In summary, many reports have indicated that size, morphology, clip reconstruction technique, flow dynamics, female sex and younger age (less than 45 years) predisposes a patient to regrowth of an AR. Nevertheless, it remains controversial and partially unknown whether aneurysm-specific factors and patient-specific factors can influence the regrowth of AR. When intraoperative assessment is shown to be insufficient to predict clipped AR, we usually perform a routine post-clipping imaging (CTA or 3D-DSA) after aneurysm clipping. The main purpose of post-clipping image was to eliminate the risk of a rebleed from an AR by allowing follow-up and/or retreatment. Like our two patients with subarachonoid hemorrhage, the early detection of an AR was possible because of postoperative image work-up. Unfortunately, magnetic resonance angiography or 3-dimensional CT of the cerebral arteries is less likely to be feasible in patients with a clip artifact. Whether the risk of DSA in follow-up studies is acceptable may be controversial, but a recent report in which meta-analysis was used estimated a low risk of DSA, which seems to justify DSA as an acceptable examination in the detection of re-growing AR [1,6,12]. We thought that higher detection rates of small ARs are now more likely because of postoperative 3D-DSA and prompt endovascular treatment is possible following DSA. Also, special attention to younger patients, anatomical location of aneurysms, unsuccessful clipping and unintended remnants of any size is essential. In such a constellation of risk factors, early postoperative imaging follow-up within a month after clipping may be warranted to rule out a small but rapid regrowth of the AR.

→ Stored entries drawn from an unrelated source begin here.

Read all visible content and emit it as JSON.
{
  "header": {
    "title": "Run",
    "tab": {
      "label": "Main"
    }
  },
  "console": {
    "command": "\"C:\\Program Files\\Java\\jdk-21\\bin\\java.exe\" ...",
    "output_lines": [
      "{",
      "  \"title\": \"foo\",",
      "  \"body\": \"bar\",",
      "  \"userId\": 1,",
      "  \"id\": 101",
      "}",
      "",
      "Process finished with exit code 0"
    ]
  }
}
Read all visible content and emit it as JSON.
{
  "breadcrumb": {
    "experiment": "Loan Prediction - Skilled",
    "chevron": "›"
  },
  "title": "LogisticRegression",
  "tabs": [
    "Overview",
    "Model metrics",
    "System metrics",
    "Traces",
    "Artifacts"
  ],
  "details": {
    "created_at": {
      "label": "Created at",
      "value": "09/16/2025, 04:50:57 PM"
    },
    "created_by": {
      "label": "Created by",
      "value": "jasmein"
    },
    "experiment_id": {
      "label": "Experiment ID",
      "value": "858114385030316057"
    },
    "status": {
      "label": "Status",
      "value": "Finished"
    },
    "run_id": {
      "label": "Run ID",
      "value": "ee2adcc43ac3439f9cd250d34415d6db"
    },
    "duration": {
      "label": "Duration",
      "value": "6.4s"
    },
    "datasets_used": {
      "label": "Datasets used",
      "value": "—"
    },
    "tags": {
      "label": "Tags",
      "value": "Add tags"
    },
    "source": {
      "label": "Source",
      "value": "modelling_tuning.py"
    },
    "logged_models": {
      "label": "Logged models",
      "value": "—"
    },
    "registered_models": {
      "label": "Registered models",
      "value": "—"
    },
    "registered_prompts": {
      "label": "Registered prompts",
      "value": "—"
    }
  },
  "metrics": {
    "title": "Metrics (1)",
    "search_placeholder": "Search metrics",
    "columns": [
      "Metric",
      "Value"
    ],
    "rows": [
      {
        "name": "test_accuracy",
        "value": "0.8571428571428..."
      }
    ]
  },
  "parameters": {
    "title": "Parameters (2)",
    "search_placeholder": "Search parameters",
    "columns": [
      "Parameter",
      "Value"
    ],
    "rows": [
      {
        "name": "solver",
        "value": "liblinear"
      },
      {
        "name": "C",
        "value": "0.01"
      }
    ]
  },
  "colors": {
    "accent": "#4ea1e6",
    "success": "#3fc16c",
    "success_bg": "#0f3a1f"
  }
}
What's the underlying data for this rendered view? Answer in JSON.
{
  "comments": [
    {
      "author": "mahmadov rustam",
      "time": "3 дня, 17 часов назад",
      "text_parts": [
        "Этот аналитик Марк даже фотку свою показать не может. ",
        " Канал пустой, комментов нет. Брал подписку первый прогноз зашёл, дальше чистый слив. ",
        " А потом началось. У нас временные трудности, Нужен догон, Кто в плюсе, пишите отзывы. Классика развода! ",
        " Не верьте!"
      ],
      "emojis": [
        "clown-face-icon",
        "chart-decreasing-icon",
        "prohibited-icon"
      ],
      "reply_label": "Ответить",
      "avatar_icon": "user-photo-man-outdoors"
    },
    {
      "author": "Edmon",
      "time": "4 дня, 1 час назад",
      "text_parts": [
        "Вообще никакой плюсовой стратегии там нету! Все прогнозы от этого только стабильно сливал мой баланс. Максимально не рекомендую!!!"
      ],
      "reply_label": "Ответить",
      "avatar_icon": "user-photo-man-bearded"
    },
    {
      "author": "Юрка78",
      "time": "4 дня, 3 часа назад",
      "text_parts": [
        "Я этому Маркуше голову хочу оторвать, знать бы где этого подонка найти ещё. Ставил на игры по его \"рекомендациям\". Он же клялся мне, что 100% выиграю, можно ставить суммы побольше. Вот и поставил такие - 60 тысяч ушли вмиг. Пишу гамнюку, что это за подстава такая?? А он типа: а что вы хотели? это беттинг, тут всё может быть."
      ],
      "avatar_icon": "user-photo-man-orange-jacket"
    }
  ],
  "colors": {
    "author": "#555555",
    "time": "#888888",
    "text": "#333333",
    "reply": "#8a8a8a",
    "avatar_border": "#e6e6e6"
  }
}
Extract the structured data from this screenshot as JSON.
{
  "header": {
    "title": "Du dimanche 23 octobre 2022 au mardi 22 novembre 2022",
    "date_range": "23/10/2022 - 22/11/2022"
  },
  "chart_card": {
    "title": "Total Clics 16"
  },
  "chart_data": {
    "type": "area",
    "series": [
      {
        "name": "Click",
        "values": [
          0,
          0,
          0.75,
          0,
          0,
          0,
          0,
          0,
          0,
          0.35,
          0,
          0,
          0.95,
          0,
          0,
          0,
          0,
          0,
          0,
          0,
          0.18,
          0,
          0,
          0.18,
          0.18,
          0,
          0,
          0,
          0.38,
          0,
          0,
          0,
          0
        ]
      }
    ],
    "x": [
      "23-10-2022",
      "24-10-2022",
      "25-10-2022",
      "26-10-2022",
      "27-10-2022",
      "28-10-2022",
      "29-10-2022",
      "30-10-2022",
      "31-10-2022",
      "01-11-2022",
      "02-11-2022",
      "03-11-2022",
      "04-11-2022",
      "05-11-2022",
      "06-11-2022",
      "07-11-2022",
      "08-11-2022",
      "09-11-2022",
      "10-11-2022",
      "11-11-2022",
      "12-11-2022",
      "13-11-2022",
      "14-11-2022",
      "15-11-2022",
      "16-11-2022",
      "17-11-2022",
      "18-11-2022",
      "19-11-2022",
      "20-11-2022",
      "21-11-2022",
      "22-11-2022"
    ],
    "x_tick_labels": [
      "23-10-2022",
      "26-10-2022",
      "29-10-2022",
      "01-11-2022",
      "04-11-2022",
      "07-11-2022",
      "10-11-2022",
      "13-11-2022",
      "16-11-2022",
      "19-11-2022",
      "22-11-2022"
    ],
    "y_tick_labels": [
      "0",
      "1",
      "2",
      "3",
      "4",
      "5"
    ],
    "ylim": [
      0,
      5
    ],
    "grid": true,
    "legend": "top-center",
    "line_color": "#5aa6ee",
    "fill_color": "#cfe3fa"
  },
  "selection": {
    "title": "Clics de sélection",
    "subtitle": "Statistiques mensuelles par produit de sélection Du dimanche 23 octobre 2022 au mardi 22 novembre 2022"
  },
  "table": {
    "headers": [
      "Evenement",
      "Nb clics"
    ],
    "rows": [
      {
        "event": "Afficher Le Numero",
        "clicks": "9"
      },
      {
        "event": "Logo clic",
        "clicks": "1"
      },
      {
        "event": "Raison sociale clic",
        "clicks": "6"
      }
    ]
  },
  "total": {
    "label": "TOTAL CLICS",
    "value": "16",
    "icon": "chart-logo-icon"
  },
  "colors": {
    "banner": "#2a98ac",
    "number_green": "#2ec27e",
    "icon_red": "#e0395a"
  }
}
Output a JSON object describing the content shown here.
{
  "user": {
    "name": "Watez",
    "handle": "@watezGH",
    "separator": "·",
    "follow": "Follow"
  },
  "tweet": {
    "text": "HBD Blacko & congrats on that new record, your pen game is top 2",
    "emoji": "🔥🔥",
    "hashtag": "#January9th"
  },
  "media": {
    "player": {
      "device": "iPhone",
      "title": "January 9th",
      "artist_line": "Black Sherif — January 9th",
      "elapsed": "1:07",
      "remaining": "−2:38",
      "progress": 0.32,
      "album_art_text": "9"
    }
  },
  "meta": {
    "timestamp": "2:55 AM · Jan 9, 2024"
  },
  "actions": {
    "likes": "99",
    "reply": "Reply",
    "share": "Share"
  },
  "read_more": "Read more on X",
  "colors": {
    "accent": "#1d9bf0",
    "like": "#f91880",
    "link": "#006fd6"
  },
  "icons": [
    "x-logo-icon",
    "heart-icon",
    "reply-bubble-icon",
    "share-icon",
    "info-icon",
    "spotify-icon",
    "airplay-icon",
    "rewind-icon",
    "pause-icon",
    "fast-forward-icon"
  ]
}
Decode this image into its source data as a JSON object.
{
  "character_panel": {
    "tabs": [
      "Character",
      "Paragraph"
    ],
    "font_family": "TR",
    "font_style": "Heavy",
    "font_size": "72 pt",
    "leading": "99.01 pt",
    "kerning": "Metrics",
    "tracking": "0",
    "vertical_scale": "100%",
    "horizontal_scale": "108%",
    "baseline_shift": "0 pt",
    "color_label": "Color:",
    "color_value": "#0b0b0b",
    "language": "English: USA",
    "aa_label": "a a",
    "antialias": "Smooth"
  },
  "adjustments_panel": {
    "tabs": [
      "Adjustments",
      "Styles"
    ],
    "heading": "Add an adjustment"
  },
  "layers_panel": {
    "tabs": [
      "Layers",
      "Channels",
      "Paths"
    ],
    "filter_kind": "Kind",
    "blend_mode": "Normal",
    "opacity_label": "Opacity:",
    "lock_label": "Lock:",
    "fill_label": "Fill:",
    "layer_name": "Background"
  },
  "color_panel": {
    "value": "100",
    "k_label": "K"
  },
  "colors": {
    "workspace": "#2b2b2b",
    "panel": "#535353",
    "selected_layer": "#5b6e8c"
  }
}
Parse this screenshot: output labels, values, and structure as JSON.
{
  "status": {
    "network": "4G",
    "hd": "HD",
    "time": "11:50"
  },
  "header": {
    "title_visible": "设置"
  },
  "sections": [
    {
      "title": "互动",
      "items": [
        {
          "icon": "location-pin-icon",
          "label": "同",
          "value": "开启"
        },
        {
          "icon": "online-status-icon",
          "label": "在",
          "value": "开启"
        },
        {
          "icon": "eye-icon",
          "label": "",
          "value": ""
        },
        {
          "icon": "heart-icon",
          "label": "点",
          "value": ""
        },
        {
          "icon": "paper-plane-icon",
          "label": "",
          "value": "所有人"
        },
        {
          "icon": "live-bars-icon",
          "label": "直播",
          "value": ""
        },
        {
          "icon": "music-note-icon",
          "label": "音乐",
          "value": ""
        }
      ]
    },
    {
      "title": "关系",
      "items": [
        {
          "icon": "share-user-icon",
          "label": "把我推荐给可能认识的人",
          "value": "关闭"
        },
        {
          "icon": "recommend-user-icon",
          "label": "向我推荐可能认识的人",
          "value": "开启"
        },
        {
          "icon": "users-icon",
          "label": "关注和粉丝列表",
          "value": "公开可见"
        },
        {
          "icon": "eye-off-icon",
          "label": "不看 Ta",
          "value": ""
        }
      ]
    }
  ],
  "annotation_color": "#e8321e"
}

In two rare cases, the location (MCA trunk) of the aneurysm remnant after microsurgical clipping might have been associated with changes of hemodynamic stress and this might have led to their rapid regrowth because of the structural fragility of the aneurysmal wall. To determine when to perform a follow-up angiogram to detect rapid regrowth of a small aneurysm remnant like in our cases is vital.